New Garden of Eden Myth

SUBHEAD: Somehow we'll be able to escape catastrophic climate change by migrating north.  

By John Laumer on 25 June 2011 for TreeHugger -

Image above: "American Progress", 1872 painting by John Gast became symbol of the myth of "Manifest Destiny". From (

People who've never been to a wilderness area treasure the idea that they one day could. (This explains broad public support for Federal and State wilderness protections.) City dwellers think if they can learn how grow a tomato in a bucket they could live off the land - if needed. A person 'texting' while driving believes he'll never get in an accident, 'unlike those other dummies.' Here's the climate adaptation corollary : 'If it gets really bad, we'll move to upstate New York or to Saskatchewan or something and farmers farther north will grow more food for the nation.' Wrong.

Aside from the fact that the fantasy neighbors may not welcome a stream of climate refugees - absence of an NRA sticker on the front door does not, by the way, mean soup's on, come on in - such thinking is dangerously delusional.

The best land for raising cash crops in North America is already in production and that land could be vulnerable to flooding or drought. Looking out your airplane window and seeing all that seemingly vacant land between the coasts bears no evidence whatsoever on agricultural potential. There are no extra millions of green acres (that there might be, is the New Garden of Eden Myth).

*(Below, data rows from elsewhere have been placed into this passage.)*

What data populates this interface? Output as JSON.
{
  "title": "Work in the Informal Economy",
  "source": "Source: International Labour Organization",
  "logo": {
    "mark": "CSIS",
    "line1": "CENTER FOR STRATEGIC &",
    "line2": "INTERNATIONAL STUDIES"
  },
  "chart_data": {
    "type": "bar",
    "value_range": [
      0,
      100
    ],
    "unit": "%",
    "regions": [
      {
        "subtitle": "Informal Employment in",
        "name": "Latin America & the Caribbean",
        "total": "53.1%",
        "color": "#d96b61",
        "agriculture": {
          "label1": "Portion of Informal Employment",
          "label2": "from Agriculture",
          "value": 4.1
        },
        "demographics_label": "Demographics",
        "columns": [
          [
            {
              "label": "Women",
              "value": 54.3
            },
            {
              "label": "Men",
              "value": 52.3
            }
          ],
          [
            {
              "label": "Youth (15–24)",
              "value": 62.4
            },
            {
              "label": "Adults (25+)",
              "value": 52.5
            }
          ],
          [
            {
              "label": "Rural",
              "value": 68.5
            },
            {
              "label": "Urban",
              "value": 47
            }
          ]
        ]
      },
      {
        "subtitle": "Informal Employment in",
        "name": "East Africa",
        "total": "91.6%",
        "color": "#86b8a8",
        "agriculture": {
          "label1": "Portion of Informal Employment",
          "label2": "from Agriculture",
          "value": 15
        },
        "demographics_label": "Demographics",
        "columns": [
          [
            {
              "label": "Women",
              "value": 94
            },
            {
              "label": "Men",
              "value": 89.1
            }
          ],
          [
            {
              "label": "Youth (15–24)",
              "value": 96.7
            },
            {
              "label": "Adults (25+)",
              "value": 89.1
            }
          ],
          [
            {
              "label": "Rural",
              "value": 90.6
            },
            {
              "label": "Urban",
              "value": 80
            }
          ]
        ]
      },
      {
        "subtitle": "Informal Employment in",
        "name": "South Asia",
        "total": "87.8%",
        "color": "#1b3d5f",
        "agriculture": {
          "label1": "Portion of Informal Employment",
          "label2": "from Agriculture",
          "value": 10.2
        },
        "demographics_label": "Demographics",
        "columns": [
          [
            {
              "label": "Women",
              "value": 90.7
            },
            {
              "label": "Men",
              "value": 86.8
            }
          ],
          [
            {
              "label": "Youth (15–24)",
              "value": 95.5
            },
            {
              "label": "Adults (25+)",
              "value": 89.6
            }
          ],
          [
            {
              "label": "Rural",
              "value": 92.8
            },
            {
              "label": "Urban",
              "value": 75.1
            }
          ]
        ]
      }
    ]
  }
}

In the US South, extended, severe drought has taken the upper hand over many farms. For details on what this may mean, see: Will Climate Again Drive US Internal Migrations? I also strongly recommend West Palm Beach Florida Has Just A Few Week's Worth of Water Left...Gulp

It's true there are good soils in the Great White North. But, the total combined acreage of such soils is small and the suitability for corn and soy is very limited. Take, for example, the New York State Soil, which is called Honeye Soil. There are only about 500,000 acres of it in the entire state - the best they have.
Honeoye soils are used for corn, soybeans, wheat, oats, vegetables, alfalfa, grass pasture and hay, and grape and apple orchards. Woodlots contain sugar maple, white ash, red and white oak, hickory, and associated species. These productive soils occur on about 500,000 acres in New York
Michigan's Kalkaska soil is mainly good for stumps, taters, and strawberries. That's why they make cars!
Kalkaska soils formed in sandy deposits left by the glaciers that once covered Michigan. These soils are used primarily for hardwood timber, namely sugar maple and yellow birch. Some areas are used for the production of Christmas trees or for specialty crops, such as potatoes and strawberries
The State of Washington has more than 1,000,000 acres of 'Tokul soils.' These State Soils are on the western side of the Cascade Mountains along the Puget Trough, from south of Seattle north to the Canadian border.

Keep in mind, the growing season along much of the northern border of the US, regardless of how good the State Soil happens to be, is relatively short compared to the former mesic prairie acres of Southern Minnesota, Iowa and Illinois, for example. These are the acreages that beat all others in productivity. If they are lost to climate change, we are in deep crap.

Also good to remember: the farmers in Saskatchewan are up on the hockey stick and know how to use it.

Bottom Line Don't assume that Southern farms lost to extreme drought will be replaced in the northerly states with similar cropping systems and that the replacement acres will reach comparable levels of productivity in time to save our obese asterisks.

Northern soils and cropping practices are very different than in the South; and, while the climate is in long-term transition there is no assurance that first and last frost dates in the north will be predictable and steady. No climate model has enough resolution to put a risk number on this issue. So ask yourself, do you feel lucky?